“Prendete in mano la vostra vita e fatene un capolavoro”
A pochi giorni dall’evento mediatico della canonizzazione di Giovanni Paolo II, il papa dei giovani che gremiranno ancora una volta piazza san Pietro stretti nell’abbraccio del colonnato del Bernini, è approdato a Roma, dopo la prima mondiale al Teatro Slowacki di Cracovia, lo spettacolo “Karol Wojtyla. La vera storia”, colossal in opera musical.
Con alle spalle il ponte Sant’Angelo sovrastato dal Cupolone, monsignor Stanislaw Dziwisz, il devoto segretario personale, esprime con la voce potente di Matteo Macchioni l’apprensione della città e del mondo per il pontefice gravemente ferito nell’attentato del 13 maggio 1981, durante l’udienza generale sul sagrato della Basilica.
Si susseguono, quindi, attraverso vai flashback, i momenti significativi del giovane “Lolek” vissuti in famiglia e tra la gioventù di Wadowice “da dove tutto ebbe inizio”, secondo le parole dello stesso pontefice.
Una biografia che non ha zone d’ombra, rivisitata attraverso un linguaggio scenico che si avvale di due tecnologie utilizzate per la prima volta in un’opera teatrale: un fondale di specchi inclinati e gli olomonitor, oltre alle proiezioni filmiche, che l’eclettico regista Duccio Forzano amalgama con effetti stupefacenti, rendendo reale e commovente tutto il racconto.

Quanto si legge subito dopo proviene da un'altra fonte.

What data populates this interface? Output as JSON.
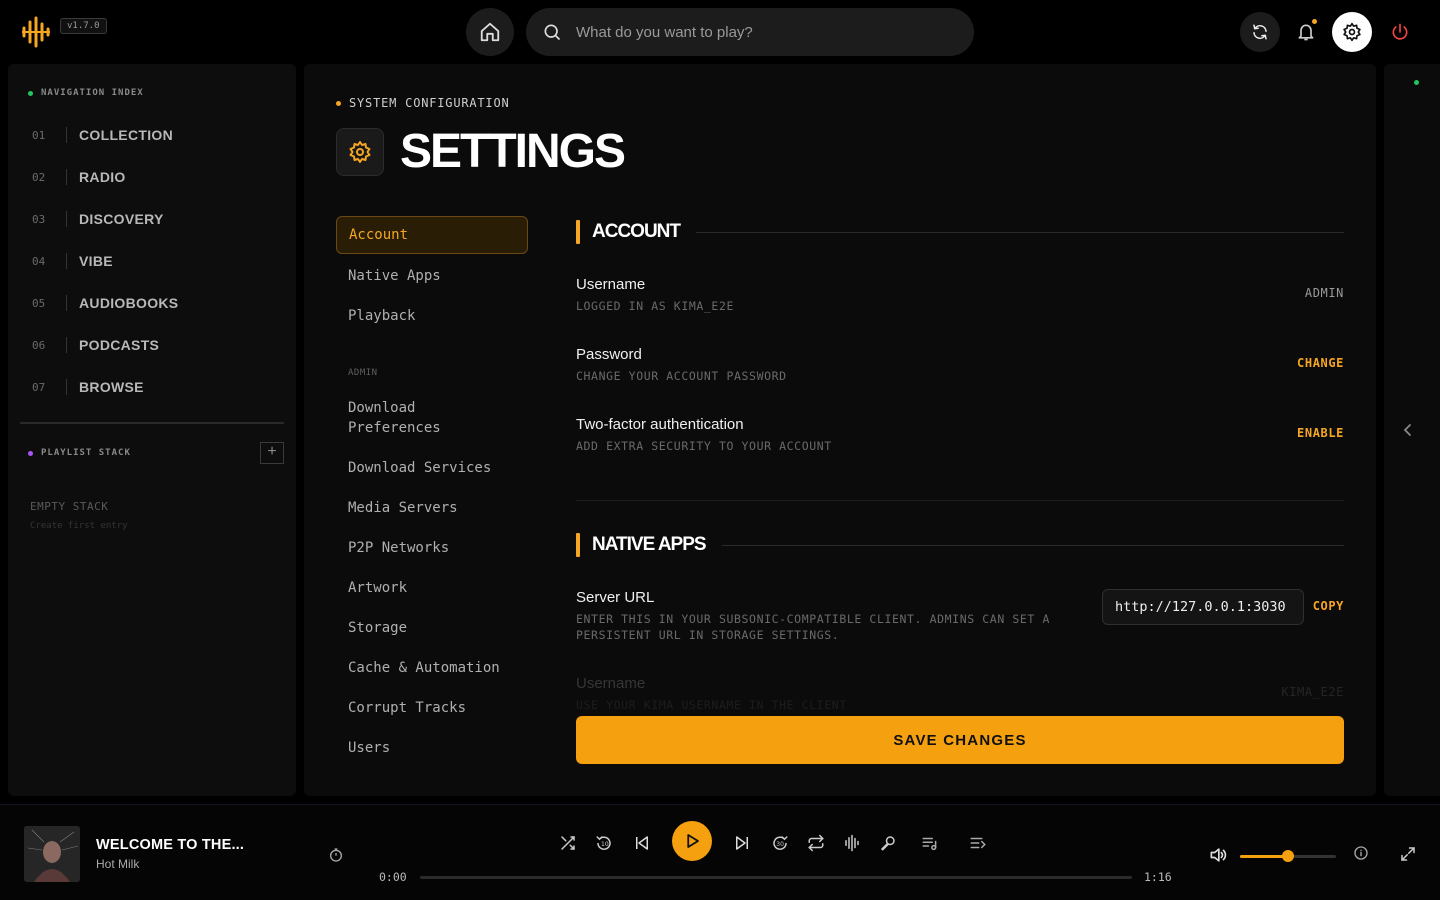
{
  "app": {
    "version": "v1.7.0",
    "search_placeholder": "What do you want to play?",
    "colors": {
      "accent": "#f5a623",
      "background": "#000000",
      "panel": "#0b0b0b",
      "power": "#ef4444",
      "online": "#22c55e",
      "playlist_dot": "#a855f7"
    }
  },
  "sidebar": {
    "nav_header": "NAVIGATION INDEX",
    "items": [
      {
        "num": "01",
        "label": "COLLECTION"
      },
      {
        "num": "02",
        "label": "RADIO"
      },
      {
        "num": "03",
        "label": "DISCOVERY"
      },
      {
        "num": "04",
        "label": "VIBE"
      },
      {
        "num": "05",
        "label": "AUDIOBOOKS"
      },
      {
        "num": "06",
        "label": "PODCASTS"
      },
      {
        "num": "07",
        "label": "BROWSE"
      }
    ],
    "playlist_header": "PLAYLIST STACK",
    "add_label": "+",
    "empty_title": "EMPTY STACK",
    "empty_sub": "Create first entry"
  },
  "main": {
    "eyebrow": "SYSTEM CONFIGURATION",
    "title": "SETTINGS",
    "subnav": {
      "items": [
        "Account",
        "Native Apps",
        "Playback"
      ],
      "admin_group": "ADMIN",
      "admin_items": [
        "Download Preferences",
        "Download Services",
        "Media Servers",
        "P2P Networks",
        "Artwork",
        "Storage",
        "Cache & Automation",
        "Corrupt Tracks",
        "Users"
      ],
      "active": "Account"
    },
    "account": {
      "title": "ACCOUNT",
      "username": {
        "title": "Username",
        "sub": "LOGGED IN AS KIMA_E2E",
        "value": "ADMIN"
      },
      "password": {
        "title": "Password",
        "sub": "CHANGE YOUR ACCOUNT PASSWORD",
        "action": "CHANGE"
      },
      "twofa": {
        "title": "Two-factor authentication",
        "sub": "ADD EXTRA SECURITY TO YOUR ACCOUNT",
        "action": "ENABLE"
      }
    },
    "native_apps": {
      "title": "NATIVE APPS",
      "server_url": {
        "title": "Server URL",
        "sub": "ENTER THIS IN YOUR SUBSONIC-COMPATIBLE CLIENT. ADMINS CAN SET A PERSISTENT URL IN STORAGE SETTINGS.",
        "value": "http://127.0.0.1:3030",
        "action": "COPY"
      },
      "username": {
        "title": "Username",
        "sub": "USE YOUR KIMA USERNAME IN THE CLIENT",
        "value": "KIMA_E2E"
      }
    },
    "save_label": "SAVE CHANGES"
  },
  "player": {
    "track_title": "WELCOME TO THE...",
    "artist": "Hot Milk",
    "time_current": "0:00",
    "time_total": "1:16",
    "progress": 0,
    "volume": 0.5
  }
}
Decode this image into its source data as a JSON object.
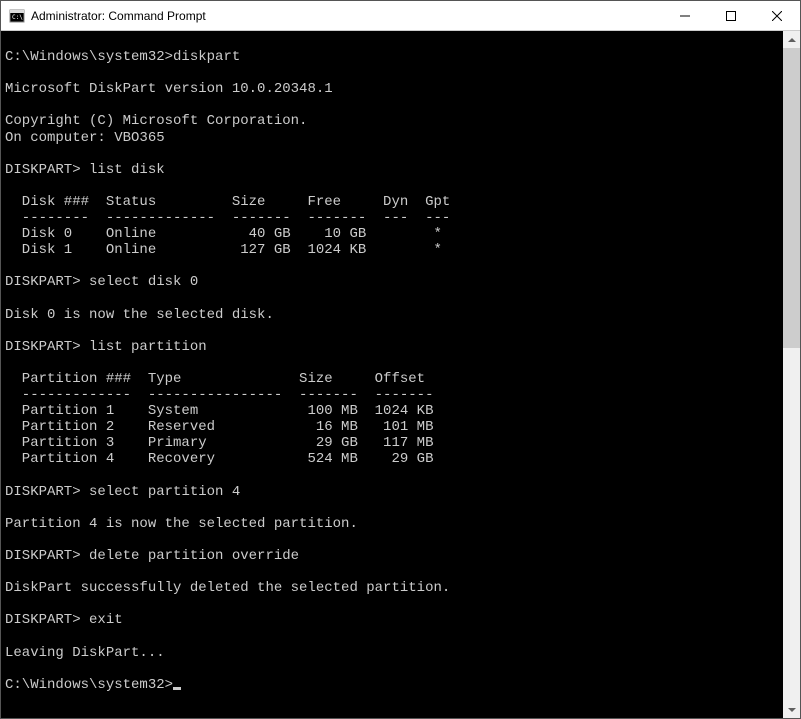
{
  "window": {
    "title": "Administrator: Command Prompt"
  },
  "terminal": {
    "prompt1_path": "C:\\Windows\\system32>",
    "prompt1_cmd": "diskpart",
    "version_line": "Microsoft DiskPart version 10.0.20348.1",
    "copyright_line": "Copyright (C) Microsoft Corporation.",
    "computer_line": "On computer: VBO365",
    "dp_prompt": "DISKPART>",
    "cmd_list_disk": " list disk",
    "disk_header": "  Disk ###  Status         Size     Free     Dyn  Gpt",
    "disk_divider": "  --------  -------------  -------  -------  ---  ---",
    "disk_rows": [
      "  Disk 0    Online           40 GB    10 GB        *",
      "  Disk 1    Online          127 GB  1024 KB        *"
    ],
    "cmd_select_disk": " select disk 0",
    "msg_selected_disk": "Disk 0 is now the selected disk.",
    "cmd_list_partition": " list partition",
    "part_header": "  Partition ###  Type              Size     Offset",
    "part_divider": "  -------------  ----------------  -------  -------",
    "part_rows": [
      "  Partition 1    System             100 MB  1024 KB",
      "  Partition 2    Reserved            16 MB   101 MB",
      "  Partition 3    Primary             29 GB   117 MB",
      "  Partition 4    Recovery           524 MB    29 GB"
    ],
    "cmd_select_partition": " select partition 4",
    "msg_selected_partition": "Partition 4 is now the selected partition.",
    "cmd_delete": " delete partition override",
    "msg_deleted": "DiskPart successfully deleted the selected partition.",
    "cmd_exit": " exit",
    "msg_leaving": "Leaving DiskPart...",
    "prompt2_path": "C:\\Windows\\system32>"
  }
}
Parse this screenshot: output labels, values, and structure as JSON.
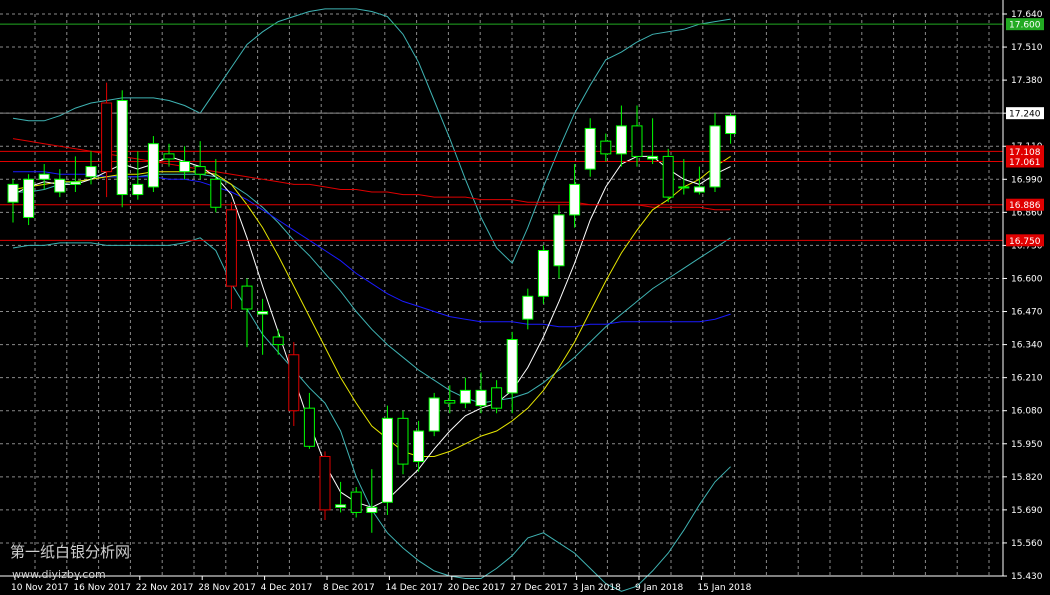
{
  "chart_data": {
    "type": "candlestick",
    "y_ticks": [
      "17.640",
      "17.510",
      "17.380",
      "17.240",
      "17.110",
      "16.990",
      "16.860",
      "16.730",
      "16.600",
      "16.470",
      "16.340",
      "16.210",
      "16.080",
      "15.950",
      "15.820",
      "15.690",
      "15.560",
      "15.430"
    ],
    "x_ticks": [
      "10 Nov 2017",
      "16 Nov 2017",
      "22 Nov 2017",
      "28 Nov 2017",
      "4 Dec 2017",
      "8 Dec 2017",
      "14 Dec 2017",
      "20 Dec 2017",
      "27 Dec 2017",
      "3 Jan 2018",
      "9 Jan 2018",
      "15 Jan 2018"
    ],
    "ylim": [
      15.43,
      17.64
    ],
    "grid": true,
    "candles": [
      [
        16.9,
        16.97,
        16.82,
        16.99
      ],
      [
        16.84,
        16.99,
        16.81,
        17.01
      ],
      [
        16.99,
        17.01,
        16.95,
        17.05
      ],
      [
        16.94,
        16.99,
        16.92,
        17.03
      ],
      [
        16.97,
        16.98,
        16.94,
        17.08
      ],
      [
        17.0,
        17.04,
        16.97,
        17.1
      ],
      [
        17.29,
        17.02,
        16.92,
        17.37
      ],
      [
        16.93,
        17.3,
        16.88,
        17.34
      ],
      [
        16.93,
        16.97,
        16.91,
        17.1
      ],
      [
        16.96,
        17.13,
        16.94,
        17.16
      ],
      [
        17.09,
        17.07,
        17.04,
        17.13
      ],
      [
        17.02,
        17.06,
        16.99,
        17.12
      ],
      [
        17.04,
        17.01,
        16.99,
        17.14
      ],
      [
        16.99,
        16.88,
        16.86,
        17.07
      ],
      [
        16.87,
        16.57,
        16.48,
        16.9
      ],
      [
        16.57,
        16.48,
        16.33,
        16.6
      ],
      [
        16.46,
        16.47,
        16.3,
        16.52
      ],
      [
        16.37,
        16.34,
        16.3,
        16.4
      ],
      [
        16.3,
        16.08,
        16.02,
        16.35
      ],
      [
        16.09,
        15.94,
        15.93,
        16.15
      ],
      [
        15.9,
        15.69,
        15.65,
        15.92
      ],
      [
        15.7,
        15.71,
        15.68,
        15.8
      ],
      [
        15.76,
        15.68,
        15.66,
        15.78
      ],
      [
        15.68,
        15.7,
        15.6,
        15.85
      ],
      [
        15.72,
        16.05,
        15.67,
        16.1
      ],
      [
        16.05,
        15.87,
        15.83,
        16.08
      ],
      [
        15.88,
        16.0,
        15.84,
        16.04
      ],
      [
        16.0,
        16.13,
        15.98,
        16.15
      ],
      [
        16.12,
        16.11,
        16.07,
        16.18
      ],
      [
        16.11,
        16.16,
        16.09,
        16.21
      ],
      [
        16.1,
        16.16,
        16.07,
        16.23
      ],
      [
        16.17,
        16.09,
        16.07,
        16.2
      ],
      [
        16.15,
        16.36,
        16.07,
        16.39
      ],
      [
        16.44,
        16.53,
        16.4,
        16.56
      ],
      [
        16.53,
        16.71,
        16.5,
        16.73
      ],
      [
        16.65,
        16.85,
        16.6,
        16.89
      ],
      [
        16.85,
        16.97,
        16.8,
        17.05
      ],
      [
        17.03,
        17.19,
        17.0,
        17.23
      ],
      [
        17.14,
        17.09,
        17.06,
        17.17
      ],
      [
        17.09,
        17.2,
        17.04,
        17.28
      ],
      [
        17.2,
        17.08,
        17.04,
        17.28
      ],
      [
        17.07,
        17.08,
        17.05,
        17.23
      ],
      [
        17.08,
        16.92,
        16.9,
        17.11
      ],
      [
        16.96,
        16.96,
        16.93,
        17.07
      ],
      [
        16.94,
        16.96,
        16.93,
        17.04
      ],
      [
        16.96,
        17.2,
        16.94,
        17.25
      ],
      [
        17.17,
        17.24,
        17.13,
        17.25
      ]
    ],
    "ma_white": [
      16.93,
      16.96,
      16.98,
      16.97,
      16.97,
      16.99,
      17.02,
      17.05,
      17.03,
      17.05,
      17.08,
      17.06,
      17.04,
      17.0,
      16.93,
      16.76,
      16.57,
      16.39,
      16.21,
      16.03,
      15.87,
      15.76,
      15.72,
      15.7,
      15.73,
      15.79,
      15.85,
      15.93,
      16.0,
      16.06,
      16.09,
      16.11,
      16.16,
      16.25,
      16.37,
      16.51,
      16.66,
      16.83,
      16.96,
      17.05,
      17.08,
      17.08,
      17.03,
      16.99,
      16.97,
      17.01,
      17.04
    ],
    "ma_yellow": [
      16.95,
      16.96,
      16.97,
      16.98,
      16.98,
      16.99,
      17.0,
      17.01,
      17.01,
      17.02,
      17.02,
      17.02,
      17.02,
      17.01,
      16.97,
      16.89,
      16.8,
      16.69,
      16.57,
      16.45,
      16.33,
      16.21,
      16.11,
      16.02,
      15.97,
      15.92,
      15.9,
      15.9,
      15.92,
      15.95,
      15.98,
      16.0,
      16.04,
      16.09,
      16.16,
      16.25,
      16.35,
      16.47,
      16.59,
      16.7,
      16.79,
      16.87,
      16.91,
      16.96,
      16.99,
      17.04,
      17.08
    ],
    "ma_blue": [
      17.02,
      17.02,
      17.02,
      17.01,
      17.01,
      17.01,
      17.0,
      17.0,
      17.0,
      17.0,
      16.99,
      16.99,
      16.98,
      16.96,
      16.94,
      16.91,
      16.87,
      16.83,
      16.79,
      16.75,
      16.71,
      16.67,
      16.62,
      16.58,
      16.54,
      16.51,
      16.49,
      16.47,
      16.45,
      16.44,
      16.43,
      16.43,
      16.43,
      16.42,
      16.42,
      16.41,
      16.41,
      16.42,
      16.42,
      16.43,
      16.43,
      16.43,
      16.43,
      16.43,
      16.43,
      16.44,
      16.46
    ],
    "ma_red": [
      17.15,
      17.14,
      17.13,
      17.12,
      17.11,
      17.1,
      17.09,
      17.08,
      17.07,
      17.06,
      17.05,
      17.04,
      17.03,
      17.02,
      17.01,
      17.0,
      16.99,
      16.98,
      16.97,
      16.97,
      16.96,
      16.95,
      16.95,
      16.94,
      16.94,
      16.93,
      16.93,
      16.92,
      16.92,
      16.92,
      16.91,
      16.91,
      16.91,
      16.9,
      16.9,
      16.9,
      16.9,
      16.89,
      16.89,
      16.89,
      16.89,
      16.88,
      16.88,
      16.88,
      16.88,
      16.87,
      16.87
    ],
    "bb_upper": [
      17.23,
      17.22,
      17.22,
      17.24,
      17.27,
      17.29,
      17.3,
      17.31,
      17.31,
      17.31,
      17.3,
      17.28,
      17.25,
      17.34,
      17.43,
      17.52,
      17.57,
      17.61,
      17.63,
      17.65,
      17.66,
      17.66,
      17.66,
      17.65,
      17.63,
      17.56,
      17.45,
      17.3,
      17.15,
      16.99,
      16.84,
      16.72,
      16.66,
      16.8,
      16.96,
      17.11,
      17.25,
      17.36,
      17.46,
      17.49,
      17.53,
      17.56,
      17.57,
      17.58,
      17.6,
      17.61,
      17.62
    ],
    "bb_lower": [
      16.72,
      16.73,
      16.73,
      16.74,
      16.74,
      16.74,
      16.73,
      16.73,
      16.73,
      16.73,
      16.73,
      16.74,
      16.76,
      16.71,
      16.58,
      16.48,
      16.38,
      16.31,
      16.24,
      16.17,
      16.11,
      16.0,
      15.82,
      15.69,
      15.6,
      15.54,
      15.49,
      15.45,
      15.43,
      15.42,
      15.42,
      15.46,
      15.51,
      15.58,
      15.6,
      15.56,
      15.52,
      15.46,
      15.4,
      15.37,
      15.39,
      15.45,
      15.52,
      15.61,
      15.71,
      15.8,
      15.86
    ],
    "bb_mid": [
      16.94,
      16.94,
      16.95,
      16.97,
      16.98,
      16.99,
      17.0,
      17.0,
      17.0,
      17.01,
      17.01,
      17.01,
      17.01,
      17.0,
      16.97,
      16.93,
      16.88,
      16.82,
      16.75,
      16.69,
      16.62,
      16.55,
      16.47,
      16.4,
      16.34,
      16.29,
      16.24,
      16.2,
      16.16,
      16.13,
      16.11,
      16.12,
      16.13,
      16.15,
      16.19,
      16.24,
      16.29,
      16.35,
      16.41,
      16.46,
      16.51,
      16.56,
      16.6,
      16.64,
      16.68,
      16.72,
      16.76
    ],
    "h_lines": [
      {
        "price": 17.6,
        "color": "#22aa22",
        "label": "17.600"
      },
      {
        "price": 17.25,
        "color": "#8c8c8c",
        "label": "17.240"
      },
      {
        "price": 17.1,
        "color": "#e00000",
        "label": "17.108"
      },
      {
        "price": 17.06,
        "color": "#e00000",
        "label": "17.061"
      },
      {
        "price": 16.89,
        "color": "#e00000",
        "label": "16.886"
      },
      {
        "price": 16.75,
        "color": "#e00000",
        "label": "16.750"
      }
    ],
    "colors": {
      "background": "#000000",
      "grid": "#8a8a8a",
      "bull_fill": "#ffffff",
      "bull_stroke": "#00ff00",
      "bear_fill": "#000000",
      "bear_stroke": "#00ff00",
      "bear_red": "#e00000",
      "ma_white": "#ffffff",
      "ma_yellow": "#e6e600",
      "ma_blue": "#1a1aff",
      "ma_red": "#e00000",
      "bands": "#3fb3b3",
      "axis": "#ffffff"
    }
  },
  "watermark": {
    "line1": "第一纸白银分析网",
    "line2": "www.diyizby.com"
  }
}
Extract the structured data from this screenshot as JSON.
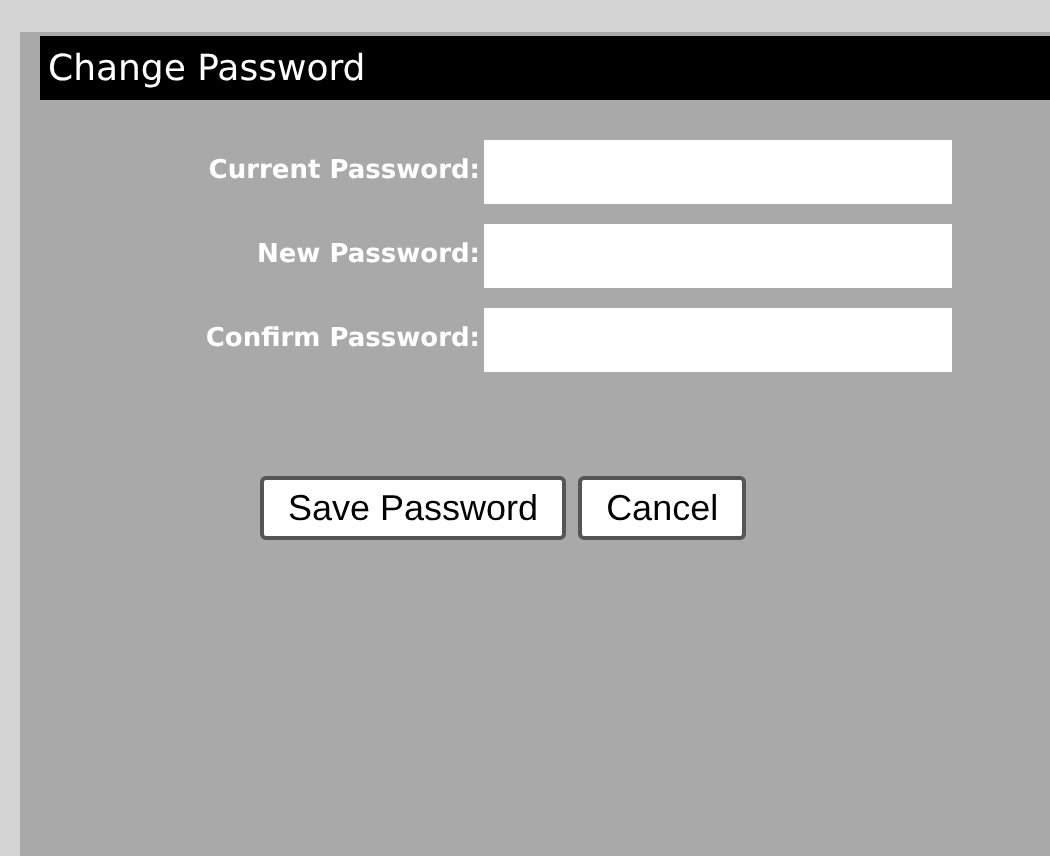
{
  "window": {
    "title": "Change Password"
  },
  "fields": [
    {
      "label": "Current Password:"
    },
    {
      "label": "New Password:"
    },
    {
      "label": "Confirm Password:"
    }
  ],
  "buttons": [
    "Save Password",
    "Cancel"
  ]
}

In un percorso a ritroso, prendono vita sulla scena i familiari: il padre Karol severa ed affettuosa guida della sua crescita interiore, interpretato con fisica verosimiglianza da Simone Pieroni, la dolce madre Emilia (Lisa Angelillo) teneramente amata e struggentemente rimpianta per la morte prematura, il protettivo ed eroico fratello Edmund cui presta la voce Roberto Rossetti. La visione laica e umana dell’opera racconta le difficoltà familiari e sociali, la perdita della figura materna, l’addio del fratello che si avvia a diventare medico, il trasferimento a Cracovia insieme al padre, la passione per il teatro espressa nel circolo teatrale Studio 39 e l’amore per la poesia, l’amicizia incorruttibile con l’ebreo Jurek (Jacopo Bruno), il lavoro in miniera, gli studi, l’amore per la natura, la spiccata spiritualità, la vocazione sacerdotale, la nomina ad Arcivescovo di Cracovia, l’opposizione al regime comunista, la partecipazione al Concilio Vaticano II, l’elezione al soglio pontificio nel 1978, l’attentato che riporta la vicenda al tempo presente del racconto.
La vita di un uomo che ha cambiato il mondo è rievocata con l’ausilio di tecniche che stravolgono la rappresentazione teatrale musicale, con un connubio di mezzi espressivi mutuati dal cinema e dalla televisione. Questi espedienti tecnici rendono l’opera corale dando la sensazione di una moltitudine di presenze ma, nello stesso tempo, ne frammentano il ritmo indulgendo in qualche lentezza. Un’operazione pretenziosa che, forse, un po’ disorienta.
I testi di Donatella Damato, Gaetano Stella e Patrizia Barsotti sono poetici con qualche cedimento alla retorica. Le coreografie di Tuccio Rigano sono efficaci nel rappresentare gli umori e la moda (con i costumi di Marta Sabato) della gioventù di Cracovia degli anni ’40 all’interno della scenografia di Nicola Cattaneo e delle videoscenografie di Giuseppe Ragazzini. Suggestive le musiche originali ed inedite composte da Noa con Gil Dor e il quartetto d’archi Solis String Quartet che hanno prodotto 34 brani, tra cui l’emozionante “The Star” che rievoca l’invasione della Polonia e l’inizio della seconda guerra mondiale. Gli interpreti bravi e verosimili nelle loro performance, con la voce strepitosa di Matteo Macchioni che funge da fil rouge narrante. Il piccolo Lolek è interpretato dal vivace Alessandro Bendinelli, sostituito nel ruolo adulto da Virgilio Brancaccio.